La spécialisation est aussi en hausse, notamment chez les investisseurs attirés par les rendements. Il privilégient des allocations ajustées à chaque pays (63 %). 42 % des investisseurs gérant une allocation EMD sont intéressés par la Chine, pour ses avantages en matière de diversification et de moindre obstacles à l’investissement : 62 % des investisseurs estiment que l’accès est moins difficile qu’il y a deux ans.

Les perspectives de rendements relativement élevés sur la dette émergente sont perçues comme particulièrement attrayantes par les assureurs. Les assureurs sont plus susceptibles d’investir sur les marchés obligataires émergents (71 % y sont exposés). C’est le rendement plutôt que la diversification qui les y attirent  (71 % se disent principalement motivés par le rendement, contre 59 % en moyenne).

Comment éviter les risques

Pour de nombreuses compagnies d’assurance devant faire face à des objectifs de rendements et un cadre réglementaire exigeant sur la solvabilité, la dette émergente en devises fortes s’est avérée un choix prisé.
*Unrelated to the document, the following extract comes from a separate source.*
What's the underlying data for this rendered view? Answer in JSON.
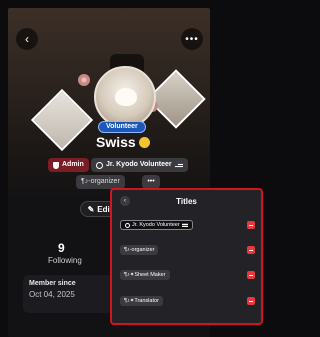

La faiblesse des rendements a poussé les assureurs à réviser leur spectre des risques acceptables pour faire face à leurs engagements futurs.

Autre défi, la règlementation Solvency II incite les assureurs à détenir des actifs plus liquides et moins risqués pour bénéficier de charges de capital moindres. Les deux tiers des assureurs s’inquiètent donc de leur capacité à générer les rendements prévus sans augmenter de façon significative le risque d’investissement. 37 % d’entre eux affirment rencontrer des difficultés à se conformer aux exigences réglementaires en fonds propres.

Pour les assureurs, les prêts bancaires et les prêts directs offrent une opportunité de générer des rendements supplémentaires à long terme grâce à une prime d’illiquidité, tout en exerçant un contrôle et en restant dans les limites de solvabilité. Pour les assureurs peu enclins à prendre des risques, la dette immobilière s’est avérée un moyen intéressant d’augmenter les rendements sans prendre trop de risques supplémentaires, grâce à la relative facilité de recouvrement.

L’ESG consolide sa présence

Les investisseurs obligataires ont fortement amplifié leur intégration des critères ESG : 80 % des investisseurs de la région EMEA et 69 % de ceux de la région APAC prennent ainsi en compte les facteurs ESG dans leurs portefeuilles obligataires, contre respectivement 51 % et 38 % en 2018.

Au sein de ces portefeuilles, les investisseurs de la zone EMEA ont la plus forte proportion d’investissements ESG, avec 34 % contre 22 % en Amérique du Nord et 19 % pour la région APAC. Les investisseurs nord-américains ont été les moins enthousiastes à l’égard des critères ESG, avec seulement 56 % d’entre eux les intégrant dans leurs portefeuilles.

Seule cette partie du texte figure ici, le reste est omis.